Possible solutions in C++
- don't use the heap so much, allocating on the stack is much faster than Java's or C++'s heap, and it is multi-threaded.
- allocate blocks of objects at once if possible e.g. an array of objects is one allocation in C++ instead of N+1 in Java.
- use a multi-threaded allocator. C++ supports multiple allocators.
- use an arena allocation pattern. If you have a large data structure with lots of nodes, you can allocate blocks of N node at a time and when you free such nodes, build a linked list of free node. You need to do this with the nodes themselves. In this approach the whole data structure/arena is deallocated at once.
In short, if you do a literal translation of Java code to C++, it may well be slower as this doesn't take advantage of all the optimisations C++ allows but Java doesn't.
BTW Java 6+ uses 32-bit references for up to 32 GB of memory. If you build a 64-bit C++ application, see if using 32-bit pointers/references/indexes is an option for you.

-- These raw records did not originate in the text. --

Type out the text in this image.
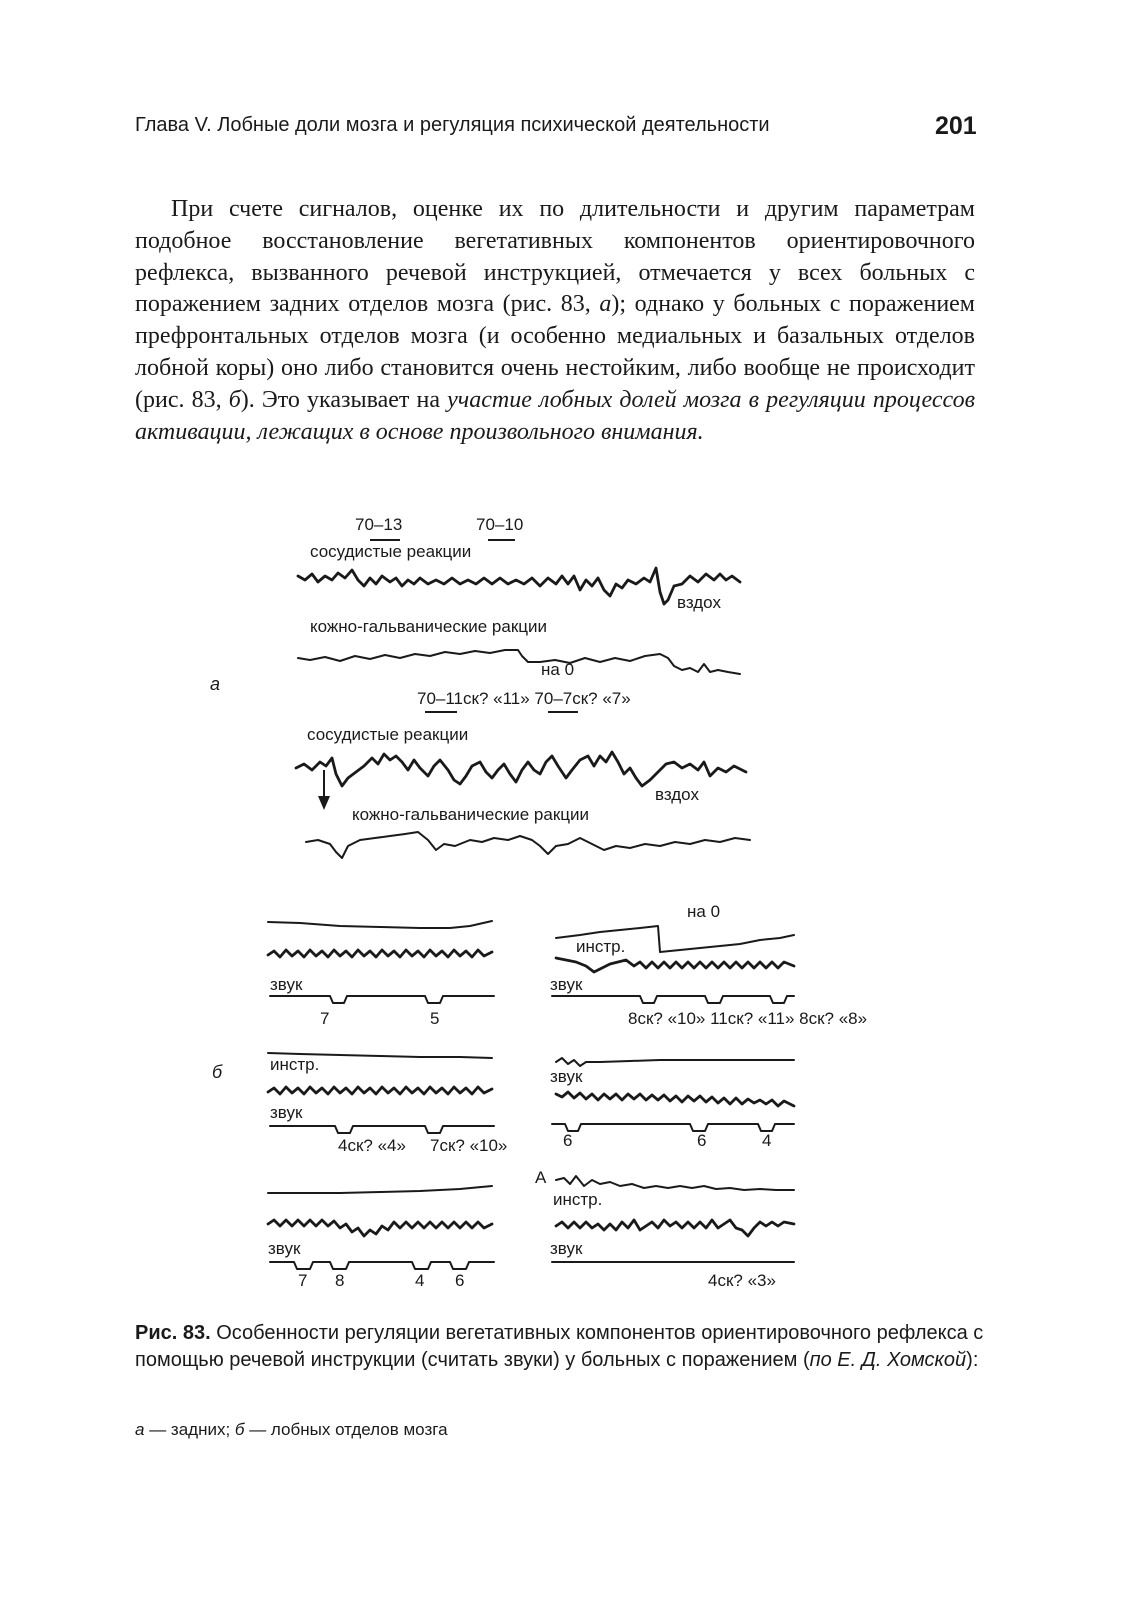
Глава V. Лобные доли мозга и регуляция психической деятельности	201

При счете сигналов, оценке их по длительности и другим параметрам подобное восстановление вегетативных компонентов ориентировочного рефлекса, вызванного речевой инструкцией, отмечается у всех больных с поражением задних отделов мозга (рис. 83, а); однако у больных с поражением префронтальных отделов мозга (и особенно медиальных и базальных отделов лобной коры) оно либо становится очень нестойким, либо вообще не происходит (рис. 83, б). Это указывает на участие лобных долей мозга в регуляции процессов активации, лежащих в основе произвольного внимания.

а
70–13	70–10
сосудистые реакции
вздох
кожно-гальванические ракции
на 0
70–11ск? «11» 70–7ск? «7»
сосудистые реакции
вздох
кожно-гальванические ракции
б
звук
7	5
на 0
инстр.
звук
8ск? «10» 11ск? «11» 8ск? «8»
инстр.
звук
4ск? «4» 7ск? «10»
звук
6	6	4
звук
7 8	4 6
А
инстр.
звук
4ск? «3»
Рис. 83. Особенности регуляции вегетативных компонентов ориентировочного рефлекса с помощью речевой инструкции (считать звуки) у больных с поражением (по Е. Д. Хомской):
а — задних; б — лобных отделов мозга
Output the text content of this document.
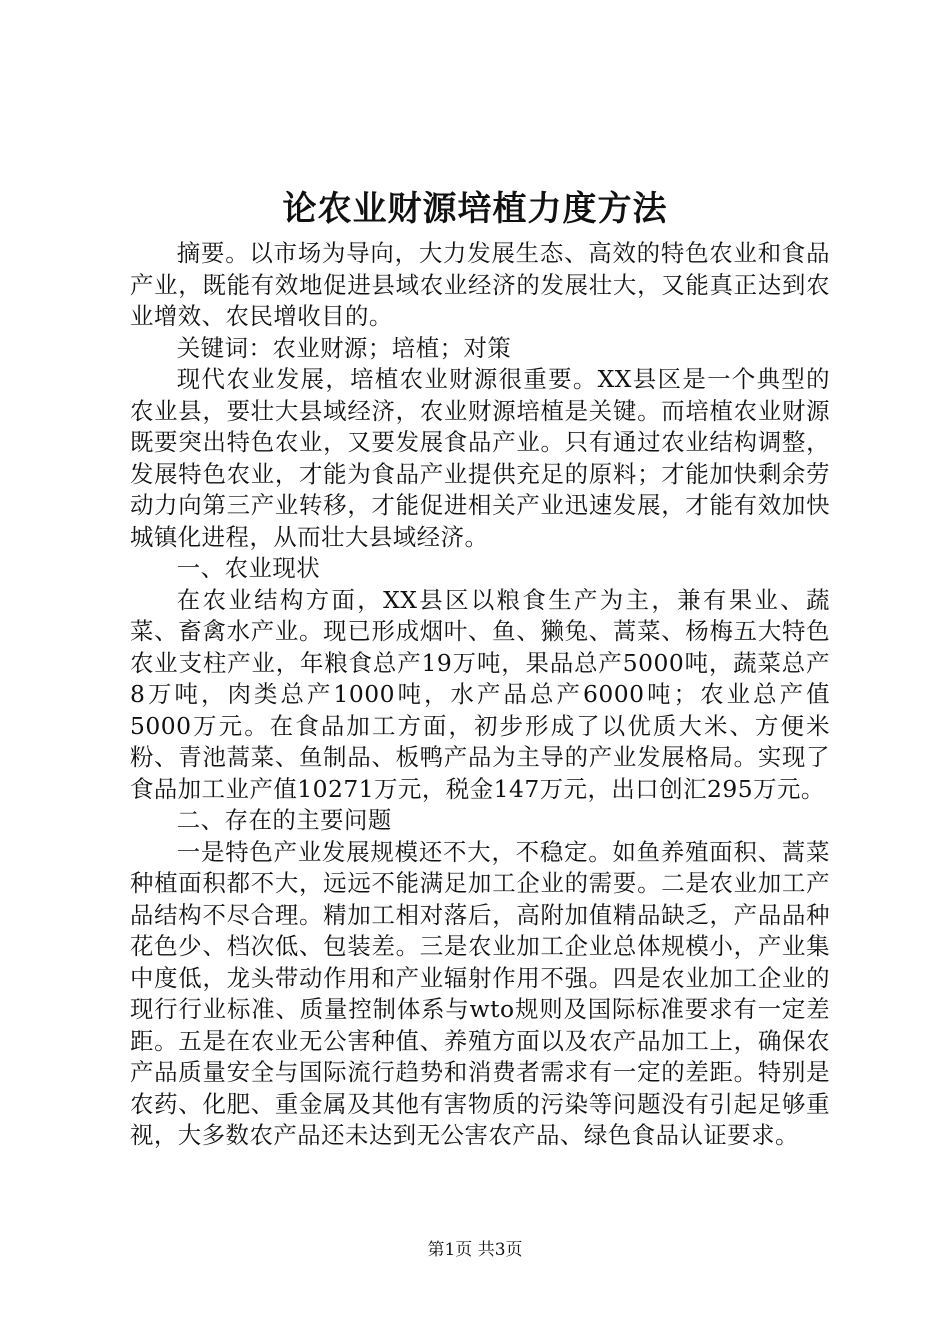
论农业财源培植力度方法

摘要。以市场为导向，大力发展生态、高效的特色农业和食品产业，既能有效地促进县域农业经济的发展壮大，又能真正达到农业增效、农民增收目的。

关键词：农业财源；培植；对策

现代农业发展，培植农业财源很重要。XX县区是一个典型的农业县，要壮大县域经济，农业财源培植是关键。而培植农业财源既要突出特色农业，又要发展食品产业。只有通过农业结构调整，发展特色农业，才能为食品产业提供充足的原料；才能加快剩余劳动力向第三产业转移，才能促进相关产业迅速发展，才能有效加快城镇化进程，从而壮大县域经济。

一、农业现状

在农业结构方面，XX县区以粮食生产为主，兼有果业、蔬菜、畜禽水产业。现已形成烟叶、鱼、獭兔、蒿菜、杨梅五大特色农业支柱产业，年粮食总产19万吨，果品总产5000吨，蔬菜总产8万吨，肉类总产1000吨，水产品总产6000吨；农业总产值5000万元。在食品加工方面，初步形成了以优质大米、方便米粉、青池蒿菜、鱼制品、板鸭产品为主导的产业发展格局。实现了食品加工业产值10271万元，税金147万元，出口创汇295万元。

二、存在的主要问题

一是特色产业发展规模还不大，不稳定。如鱼养殖面积、蒿菜种植面积都不大，远远不能满足加工企业的需要。二是农业加工产品结构不尽合理。精加工相对落后，高附加值精品缺乏，产品品种花色少、档次低、包装差。三是农业加工企业总体规模小，产业集中度低，龙头带动作用和产业辐射作用不强。四是农业加工企业的现行行业标准、质量控制体系与wto规则及国际标准要求有一定差距。五是在农业无公害种值、养殖方面以及农产品加工上，确保农产品质量安全与国际流行趋势和消费者需求有一定的差距。特别是农药、化肥、重金属及其他有害物质的污染等问题没有引起足够重视，大多数农产品还未达到无公害农产品、绿色食品认证要求。

第1页 共3页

If you are constantly building a tree (with a lot of small
dynamically allocated nodes) and tearing it down, you are in the
most favorable case for garbage collection. You might want to
use the Boehm collector with C++. (IIRC, Boehm's benchmark,
designed to show that garbage collection can be faster than
manual allocation, does something very similar to this: builds
large trees, then tears them down.)
Alternatively, you could look into some sort of memory pool.
This is not a beginner's technique in C++, but it isn't that
difficult either. Or, rather than deleting the nodes, you put
them onto a free list, to recycle later. (When allocating, you
look first to the free list, and only call new
if it is
empty.) Or combine the two.